Unfortunately, this book does a poor job of describing what the early modern chemists were actually doing as they tried to figure out that there might be more than one kind of "air", which seems to have been the key to realizing both that matter is comprised of many different elements and that matter is atomic. I imagine other chemists can visualize what the groping scientists were actually doing; but oftentimes I couldn't. Although every intro chemistry textbook is loaded with sketches and diagrams, this book has almost none besides historical faces. If you don't already know what simple chemical lab equipment looks like (my wife had no idea what a "retort" is, though I happen to know because of my upbringing), this book won't tell you, and you won't be able to figure out how these guys were managing to do things like separate one invisible gas ("air") from another. (There is an image of the all-important Periodic Table, but you may not notice it at first; it's printed on the inside back cover of the paperback edition.)

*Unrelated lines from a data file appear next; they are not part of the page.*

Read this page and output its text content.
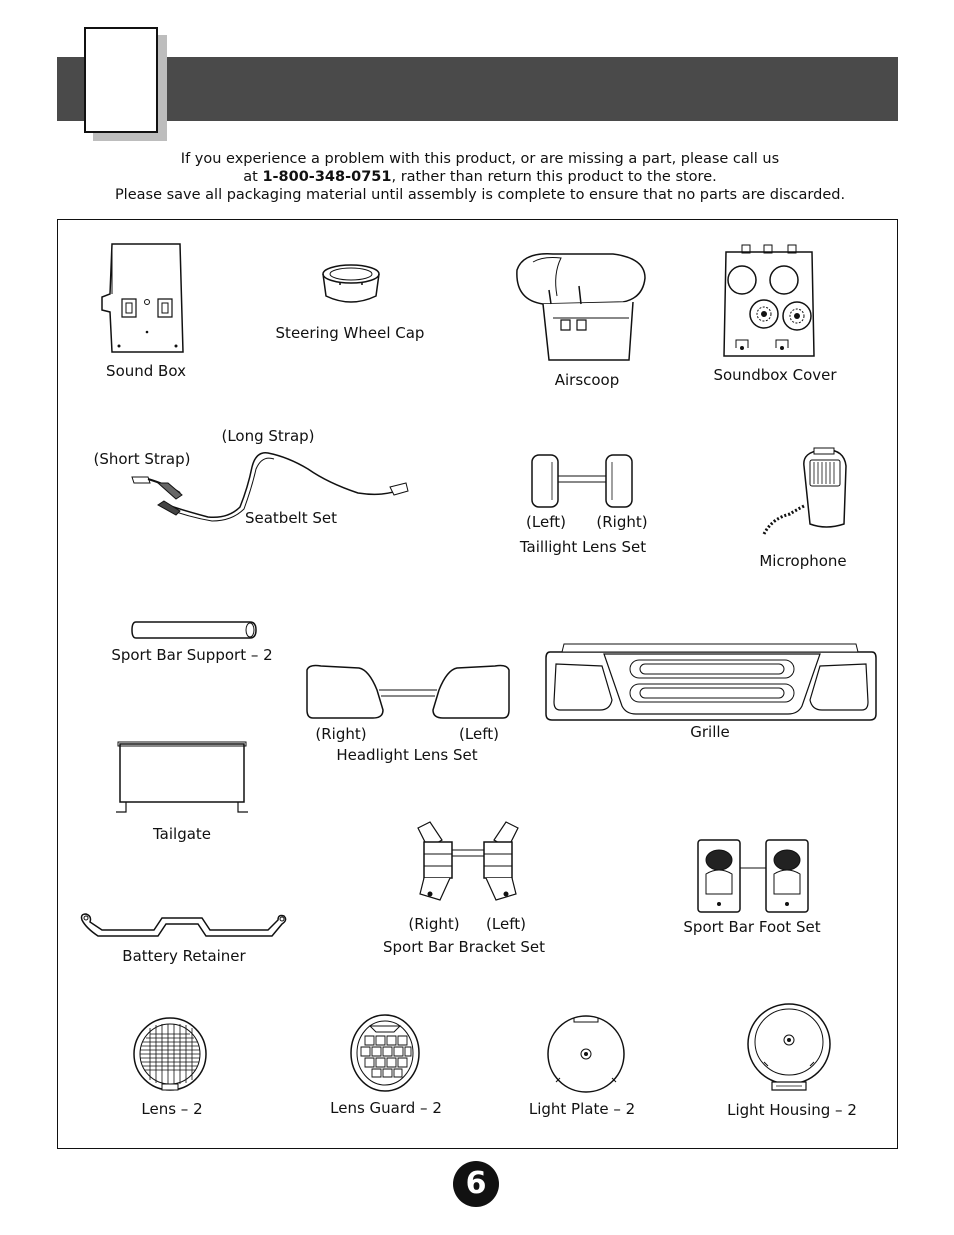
If you experience a problem with this product, or are missing a part, please call us

at 1-800-348-0751, rather than return this product to the store.

Please save all packaging material until assembly is complete to ensure that no parts are discarded.

Sound Box
Steering Wheel Cap
Airscoop	Soundbox Cover
(Long Strap)
(Short Strap)
Seatbelt Set	(Left) (Right)
Taillight Lens Set
Microphone
Sport Bar Support – 2
(Right)	(Left)
Headlight Lens Set
Grille
Tailgate
(Right) (Left)
Sport Bar Bracket Set
Sport Bar Foot Set
Battery Retainer
Lens – 2	Lens Guard – 2	Light Plate – 2	Light Housing – 2
6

The book is poorly prepared as history as well. Its summaries of what was going on at certain times in broader world history are often glib and sometimes--to my mind--suspect. More certainly, the text is capricious about where an actual date (year) is stated for when a certain scientist was doing his or her work. Often it proceeds through general periods of time, sometimes describing scientists' contribution without ever actually say when those scientists lived or worked. Inasmuch as there are important questions of who else's work they were building on, these omissions are annoying at best.
I've hesitated above to lay these problems at the feet of the authors. Some of them surely should have been spotted resolved by the editors at Perseus. But then, there are obvious typos here and there in the book, so maybe there was little editing. Too bad.
All in all, I suspect one might get at least as good a history of chemistry for non-chemists by browsing it on Wiki.